Sellers Merolyn Jimenez December 14, 2025
Merolyn Jimenez: Peter, sellers hear so many opinions about off-market and on-market selling. From your experience, where do most sellers go wrong before they even list?
Peter Mancini: Most mistakes start with assumptions. When I taught music, I used to tell my students that starting in the wrong key can derail an entire performance. Real estate works the same way. Sellers often make strategic decisions based on what they believe is true rather than what the market data actually shows.
In Brooklyn, that gap between assumption and reality can cost a seller real money.
Merolyn: Before we get into the myths, can you explain what off-market and on-market selling really mean today?
Peter: Absolutely. Off-market selling typically means offering a property privately to a limited audience. There’s no public listing, no days-on-market clock, and visibility is intentionally controlled. Sellers usually choose this route for privacy, convenience, or to test pricing quietly.
On-market selling means full exposure — public listing, online marketing, broker networks, and structured timelines designed to create buyer competition.
Neither approach is inherently good or bad. The mistake is assuming one is always superior.
Merolyn: A lot of sellers believe off-market equals higher prices. Why does that idea persist?
Peter: It sounds logical. Exclusivity feels valuable. But the data tells a different story. The Wall Street Journal has consistently shown that broad exposure creates competition, and competition drives price.
In off-market situations, buyers know they’re not competing against the full market. As The Real Deal has reported, many off-market buyers actually expect a discount — not a premium — in exchange for speed and discretion.
Off-market can make sense in specific circumstances, but assuming it guarantees higher offers is one of the most expensive myths sellers believe.
Merolyn: Another concern we hear is that on-market selling is stressful. How do you respond to that?
Peter: Chaos doesn’t come from visibility — it comes from poor planning. A strong on-market strategy creates order.
That means disciplined pricing, controlled showing schedules, qualified buyers, and clearly defined offer timelines. The New York Times has reported that homes priced and positioned correctly in the first two weeks often see the strongest activity. That early momentum doesn’t happen by accident — it’s the result of preparation.
When done properly, on-market selling is structured, not overwhelming.
Merolyn: What about the idea that “exclusive” buyers will pay more?
Peter: In practice, experienced buyers understand leverage. Without competition, there’s less urgency. Without urgency, pricing softens.
Private buyers aren’t doing anything wrong — they’re responding rationally to the conditions. Without multiple bidders, offers tend to reflect convenience pricing rather than top-of-market value. Sellers need to understand that trade-off clearly before choosing that path.
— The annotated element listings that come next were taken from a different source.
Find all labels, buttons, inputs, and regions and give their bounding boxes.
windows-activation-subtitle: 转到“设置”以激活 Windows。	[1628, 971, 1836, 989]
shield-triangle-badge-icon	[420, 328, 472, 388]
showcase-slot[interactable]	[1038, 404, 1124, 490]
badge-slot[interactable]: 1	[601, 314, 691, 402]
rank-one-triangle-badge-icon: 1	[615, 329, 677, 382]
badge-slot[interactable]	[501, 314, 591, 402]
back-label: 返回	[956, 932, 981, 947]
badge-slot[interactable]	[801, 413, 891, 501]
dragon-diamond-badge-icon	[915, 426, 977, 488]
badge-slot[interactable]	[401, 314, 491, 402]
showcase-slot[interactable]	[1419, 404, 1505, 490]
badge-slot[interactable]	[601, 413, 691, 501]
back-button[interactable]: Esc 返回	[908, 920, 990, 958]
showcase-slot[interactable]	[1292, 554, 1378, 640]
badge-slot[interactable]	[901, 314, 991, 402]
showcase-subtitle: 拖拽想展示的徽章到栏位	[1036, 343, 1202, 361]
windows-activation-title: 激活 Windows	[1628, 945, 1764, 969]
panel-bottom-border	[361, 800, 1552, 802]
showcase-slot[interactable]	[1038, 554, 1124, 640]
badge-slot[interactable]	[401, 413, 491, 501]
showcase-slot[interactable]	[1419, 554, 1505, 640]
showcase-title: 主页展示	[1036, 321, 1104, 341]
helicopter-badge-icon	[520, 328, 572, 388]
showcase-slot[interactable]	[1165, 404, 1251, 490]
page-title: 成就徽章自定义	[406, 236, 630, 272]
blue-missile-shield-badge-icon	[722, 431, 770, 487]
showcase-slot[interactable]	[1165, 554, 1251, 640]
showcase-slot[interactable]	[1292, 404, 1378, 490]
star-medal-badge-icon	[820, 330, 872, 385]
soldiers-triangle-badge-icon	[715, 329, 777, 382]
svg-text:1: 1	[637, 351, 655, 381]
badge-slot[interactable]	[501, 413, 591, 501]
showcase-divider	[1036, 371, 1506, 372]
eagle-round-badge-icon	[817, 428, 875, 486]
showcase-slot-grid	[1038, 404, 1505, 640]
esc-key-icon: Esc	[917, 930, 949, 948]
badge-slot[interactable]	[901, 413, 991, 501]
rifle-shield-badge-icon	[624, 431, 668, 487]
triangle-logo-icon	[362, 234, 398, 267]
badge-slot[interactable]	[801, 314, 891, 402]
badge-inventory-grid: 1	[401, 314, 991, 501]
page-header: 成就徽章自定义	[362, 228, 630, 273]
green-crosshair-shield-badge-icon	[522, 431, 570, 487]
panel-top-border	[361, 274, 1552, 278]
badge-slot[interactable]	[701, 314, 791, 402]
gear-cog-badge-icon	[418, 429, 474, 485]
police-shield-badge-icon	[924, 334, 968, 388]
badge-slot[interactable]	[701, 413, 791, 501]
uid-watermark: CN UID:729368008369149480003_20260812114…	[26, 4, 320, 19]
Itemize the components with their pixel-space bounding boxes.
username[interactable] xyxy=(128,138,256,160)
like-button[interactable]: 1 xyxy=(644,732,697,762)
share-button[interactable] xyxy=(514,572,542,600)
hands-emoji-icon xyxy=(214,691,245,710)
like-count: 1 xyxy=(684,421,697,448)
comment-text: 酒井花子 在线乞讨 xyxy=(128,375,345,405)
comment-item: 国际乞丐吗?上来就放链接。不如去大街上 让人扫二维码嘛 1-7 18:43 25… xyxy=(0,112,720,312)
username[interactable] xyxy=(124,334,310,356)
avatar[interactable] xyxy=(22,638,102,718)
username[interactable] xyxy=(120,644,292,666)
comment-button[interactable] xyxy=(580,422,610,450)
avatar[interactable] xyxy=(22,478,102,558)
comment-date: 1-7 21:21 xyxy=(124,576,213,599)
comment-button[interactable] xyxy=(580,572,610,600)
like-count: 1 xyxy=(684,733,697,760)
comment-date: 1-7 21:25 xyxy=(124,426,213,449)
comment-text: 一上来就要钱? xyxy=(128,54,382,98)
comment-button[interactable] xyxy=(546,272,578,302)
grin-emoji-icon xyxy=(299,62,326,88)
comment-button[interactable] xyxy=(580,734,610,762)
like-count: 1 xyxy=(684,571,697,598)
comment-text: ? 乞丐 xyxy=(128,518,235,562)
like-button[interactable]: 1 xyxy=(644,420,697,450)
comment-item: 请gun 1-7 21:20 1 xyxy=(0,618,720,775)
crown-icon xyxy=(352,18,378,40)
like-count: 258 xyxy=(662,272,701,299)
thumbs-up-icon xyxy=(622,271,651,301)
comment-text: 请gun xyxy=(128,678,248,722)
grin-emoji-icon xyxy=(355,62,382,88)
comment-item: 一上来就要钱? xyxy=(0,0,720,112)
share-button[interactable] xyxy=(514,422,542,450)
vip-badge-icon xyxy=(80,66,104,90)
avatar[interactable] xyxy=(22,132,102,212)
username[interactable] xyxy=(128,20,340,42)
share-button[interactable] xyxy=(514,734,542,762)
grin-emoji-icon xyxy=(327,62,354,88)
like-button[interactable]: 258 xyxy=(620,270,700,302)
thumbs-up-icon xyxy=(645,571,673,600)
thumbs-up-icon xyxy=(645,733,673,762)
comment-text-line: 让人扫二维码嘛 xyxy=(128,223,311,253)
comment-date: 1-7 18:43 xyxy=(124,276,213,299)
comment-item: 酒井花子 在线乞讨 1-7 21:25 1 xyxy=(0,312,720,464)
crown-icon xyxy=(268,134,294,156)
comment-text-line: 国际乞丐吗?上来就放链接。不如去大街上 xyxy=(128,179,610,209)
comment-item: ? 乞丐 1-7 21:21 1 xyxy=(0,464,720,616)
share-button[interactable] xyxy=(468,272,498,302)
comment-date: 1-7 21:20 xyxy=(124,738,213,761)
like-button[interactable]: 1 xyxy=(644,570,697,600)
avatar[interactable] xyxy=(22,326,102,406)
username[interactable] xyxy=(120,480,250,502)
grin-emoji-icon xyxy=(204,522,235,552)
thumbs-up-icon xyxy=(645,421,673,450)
Merolyn: You often emphasize that Brooklyn isn’t a single market. Why is that so important here?
Peter: Because strategy must match the property. A Park Slope brownstone behaves differently than a Bay Ridge two-family. A Windsor Terrace co-op moves at a different pace than a Bensonhurst condo.
Inventory levels, buyer demand, financing conditions — they all vary by neighborhood and price point. That’s why one-size-fits-all advice fails sellers. The right strategy depends on the micro-market, not headlines or anecdotes.
Merolyn: What’s the biggest risk for sellers who buy into these myths?
Peter: The risk isn’t always obvious until after closing. Sellers may miss out on bidding wars, accept weaker terms, or make unnecessary concessions. Once the deal is done, there’s no rewind button.
That’s why I focus on clarity upfront. Sellers deserve to understand not just their options, but the financial implications of each choice.
Merolyn: If there’s one takeaway for Brooklyn sellers, what would it be?
Peter: Strategy beats assumption every time. Selling a home is a performance — and every performance requires preparation, timing, and understanding the audience.
The strongest outcomes come when sellers challenge assumptions, rely on data, and align strategy with their specific property and goals. Whether off-market or on-market is right depends on the numbers — not the narrative.
In music, starting in the wrong key affects the entire piece.
In real estate, choosing the wrong strategy affects your final price.
Brooklyn sellers don’t need myths — they need clarity. When decisions are grounded in data and local expertise, sellers put themselves in the strongest position possible.